彼の性格なら、たとえ体調が悪くともそれを表に出そうとはせず、一人で苦しんでなんとかしようとするはず。
「くだらない事じゃありません!」
こんなに苦しんでいるのに、くだらない事だなんてあるわけない。
吸血衝動は初めて見るけれども、こんなに苦しむものだなんて思わなかった。
(そうだ、薬……)
家で調合した薬なら、恐らくこの苦痛は和らぐはず。
だけど山南さんは、一時しのぎでしかないと言っていた事を思い出して悩んでしまった。
(薬が一時しのぎなら、血を与えたほうがいいの……?)
だけど、血を飲むことを土方さんは望んでいるのだろうか。
一瞬だけ迷ったけれども、私は直ぐに迷いを捨てることにした。
最善の方法ではないかもしれない。
だけども、これ以上は土方さんに苦しんでほしくなかった。
少しでも彼の苦しみを和らげる為なら、彼の役に立てるならと、無言のまま刀を抜き取る。
「おい、何しやがる!?」
刀の切っ先で、少しだけ指を傷つけた。
直ぐに小さく鋭い痛みを感じ、眉を少し動かしていれば傷口からは赤い血が溢れる。
「血を、飲んでください。血を飲めば、楽になるんですよね」
「何言ってやがる。そんな真似ができるか……!」
額に汗を浮かべながら、真っ青な顔をしているのに土方さんはそれでも強がって見せる。
だからといって私は引くつもりはなかった。
「そんな顔色をして、苦しそうにしているのに強がらないでください!これ以上、貴方の苦しむ姿は……見たくない」
「……雪村」
「お願いします、飲んでください……土方さん」
私は必死に食い下がりながら、血の滴る指先を土方さんの目の前に差し出す。
彼は無言のまま、私に視線を向けてから指先にも視線を向けて、血を見つめていた。
歯ぎしりをして、手を伸ばしてたまるかと必死に強がっていた。
だけどやがて、観念したように土方さんは呟いた。
「……馬鹿なことしやがる。

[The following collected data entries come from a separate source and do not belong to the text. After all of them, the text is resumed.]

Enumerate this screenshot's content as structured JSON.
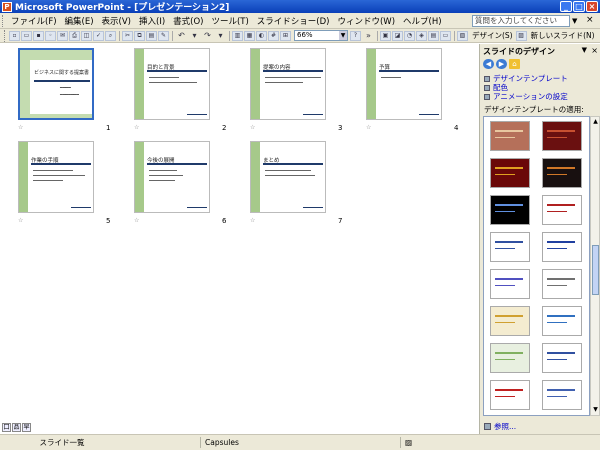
{
  "titlebar": {
    "title": "Microsoft PowerPoint - [プレゼンテーション2]",
    "min": "_",
    "max": "□",
    "close": "×"
  },
  "menubar": {
    "items": [
      "ファイル(F)",
      "編集(E)",
      "表示(V)",
      "挿入(I)",
      "書式(O)",
      "ツール(T)",
      "スライドショー(D)",
      "ウィンドウ(W)",
      "ヘルプ(H)"
    ],
    "help_placeholder": "質問を入力してください",
    "close": "×"
  },
  "toolbar": {
    "zoom": "66%",
    "design_label": "デザイン(S)",
    "new_slide_label": "新しいスライド(N)"
  },
  "slides": [
    {
      "num": "1",
      "title": "ビジネスに関する提案書"
    },
    {
      "num": "2",
      "title": "目的と背景"
    },
    {
      "num": "3",
      "title": "提案の内容"
    },
    {
      "num": "4",
      "title": "予算"
    },
    {
      "num": "5",
      "title": "作業の手順"
    },
    {
      "num": "6",
      "title": "今後の展開"
    },
    {
      "num": "7",
      "title": "まとめ"
    }
  ],
  "view_buttons": [
    "囗",
    "品",
    "早"
  ],
  "taskpane": {
    "title": "スライドのデザイン",
    "links": [
      "デザインテンプレート",
      "配色",
      "アニメーションの設定"
    ],
    "section_label": "デザインテンプレートの適用:",
    "footer_link": "参照...",
    "templates": [
      {
        "bg": "#b5705a",
        "accent": "#e8c8a0"
      },
      {
        "bg": "#6a1010",
        "accent": "#c85030"
      },
      {
        "bg": "#6a0808",
        "accent": "#e0a020"
      },
      {
        "bg": "#181010",
        "accent": "#d07828"
      },
      {
        "bg": "#000000",
        "accent": "#6090e0"
      },
      {
        "bg": "#ffffff",
        "accent": "#b02020"
      },
      {
        "bg": "#ffffff",
        "accent": "#3050a0"
      },
      {
        "bg": "#ffffff",
        "accent": "#2040a0"
      },
      {
        "bg": "#ffffff",
        "accent": "#5050c0"
      },
      {
        "bg": "#ffffff",
        "accent": "#707070"
      },
      {
        "bg": "#f4ecd0",
        "accent": "#d0a030"
      },
      {
        "bg": "#ffffff",
        "accent": "#3070c0"
      },
      {
        "bg": "#e8f0e0",
        "accent": "#80b060"
      },
      {
        "bg": "#ffffff",
        "accent": "#3050a0"
      },
      {
        "bg": "#ffffff",
        "accent": "#c02020"
      },
      {
        "bg": "#ffffff",
        "accent": "#4060b0"
      }
    ]
  },
  "statusbar": {
    "slide_view": "スライド一覧",
    "template_name": "Capsules",
    "language": ""
  }
}
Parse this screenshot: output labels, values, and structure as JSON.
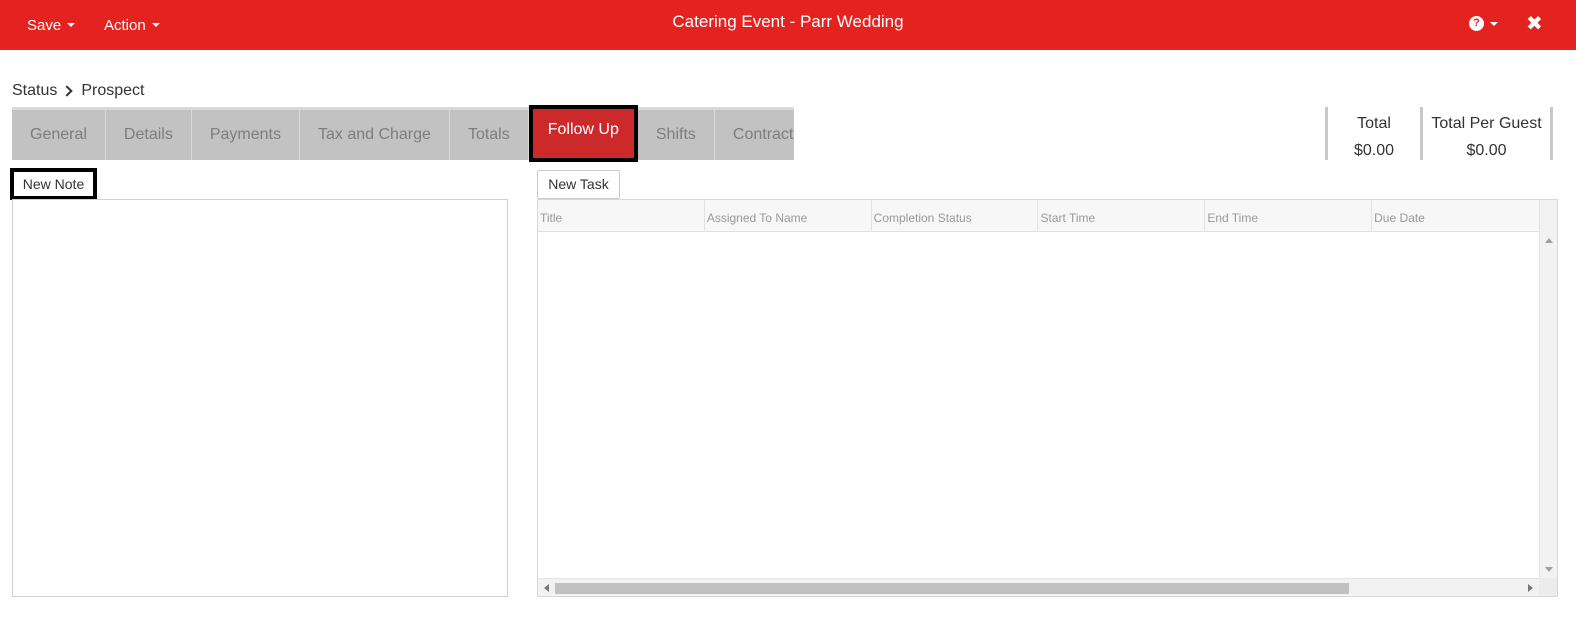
{
  "header": {
    "save_label": "Save",
    "action_label": "Action",
    "title": "Catering Event - Parr Wedding",
    "help_icon": "question-circle-icon",
    "close_icon": "close-icon",
    "brand_color": "#e42320"
  },
  "breadcrumb": {
    "label": "Status",
    "current": "Prospect"
  },
  "tabs": [
    {
      "label": "General"
    },
    {
      "label": "Details"
    },
    {
      "label": "Payments"
    },
    {
      "label": "Tax and Charge"
    },
    {
      "label": "Totals"
    },
    {
      "label": "Follow Up",
      "active": true
    },
    {
      "label": "Shifts"
    },
    {
      "label": "Contract"
    }
  ],
  "totals": {
    "total_label": "Total",
    "total_value": "$0.00",
    "per_guest_label": "Total Per Guest",
    "per_guest_value": "$0.00"
  },
  "notes": {
    "new_note_label": "New Note"
  },
  "tasks": {
    "new_task_label": "New Task",
    "columns": [
      "Title",
      "Assigned To Name",
      "Completion Status",
      "Start Time",
      "End Time",
      "Due Date"
    ],
    "rows": []
  }
}
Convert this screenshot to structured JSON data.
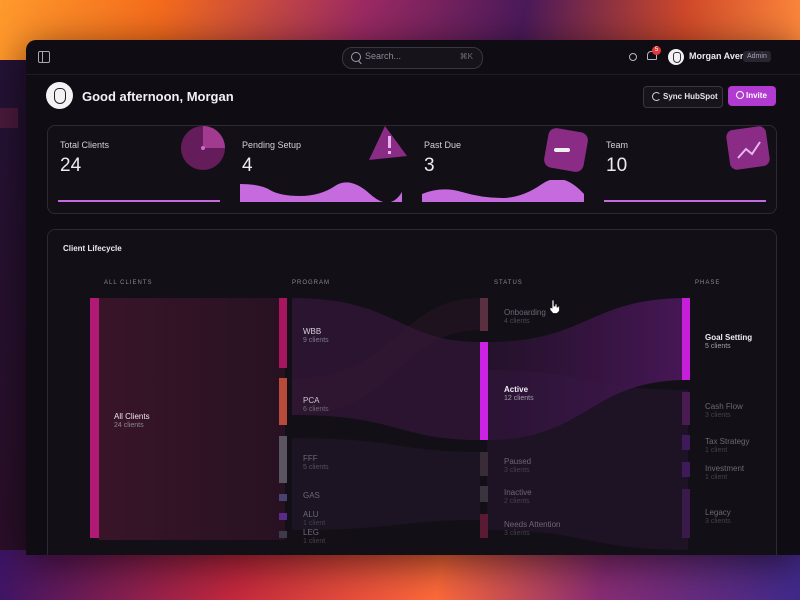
{
  "header": {
    "search_placeholder": "Search...",
    "search_shortcut": "⌘K",
    "notification_count": "5",
    "user_name": "Morgan Avery",
    "user_role": "Admin",
    "icons": [
      "sidebar-toggle-icon",
      "search-icon",
      "sun-icon",
      "bell-icon"
    ]
  },
  "greeting": "Good afternoon, Morgan",
  "actions": {
    "sync_label": "Sync HubSpot",
    "invite_label": "Invite"
  },
  "stats": [
    {
      "label": "Total Clients",
      "value": "24"
    },
    {
      "label": "Pending Setup",
      "value": "4"
    },
    {
      "label": "Past Due",
      "value": "3"
    },
    {
      "label": "Team",
      "value": "10"
    }
  ],
  "lifecycle": {
    "title": "Client Lifecycle",
    "columns": [
      "ALL CLIENTS",
      "PROGRAM",
      "STATUS",
      "PHASE"
    ],
    "nodes": {
      "all": [
        {
          "name": "All Clients",
          "count": "24 clients"
        }
      ],
      "program": [
        {
          "name": "WBB",
          "count": "9 clients"
        },
        {
          "name": "PCA",
          "count": "6 clients"
        },
        {
          "name": "FFF",
          "count": "5 clients"
        },
        {
          "name": "GAS",
          "count": ""
        },
        {
          "name": "ALU",
          "count": "1 client"
        },
        {
          "name": "LEG",
          "count": "1 client"
        }
      ],
      "status": [
        {
          "name": "Onboarding",
          "count": "4 clients"
        },
        {
          "name": "Active",
          "count": "12 clients"
        },
        {
          "name": "Paused",
          "count": "3 clients"
        },
        {
          "name": "Inactive",
          "count": "2 clients"
        },
        {
          "name": "Needs Attention",
          "count": "3 clients"
        }
      ],
      "phase": [
        {
          "name": "Goal Setting",
          "count": "5 clients"
        },
        {
          "name": "Cash Flow",
          "count": "3 clients"
        },
        {
          "name": "Tax Strategy",
          "count": "1 client"
        },
        {
          "name": "Investment",
          "count": "1 client"
        },
        {
          "name": "Legacy",
          "count": "3 clients"
        }
      ]
    }
  },
  "colors": {
    "accent": "#b13ad0",
    "bright": "#d21cf0",
    "magenta": "#c0187a",
    "orange": "#c0462e"
  }
}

嫁入り前の女が、自分の肌に傷をつけるもんじゃねえ」
そう言いながら、土方さんはゆっくりと私の手を取ると指先から滴る血を見つめる。
そして唇を噛み締めてから、溢れた血を舐め取った。
「っ……」
柔らかく熱い舌が傷口をなぞり、そこから溢れている血をゆっくりとすすり、土方さんの喉がゆっくりと嚥下したのが見えた。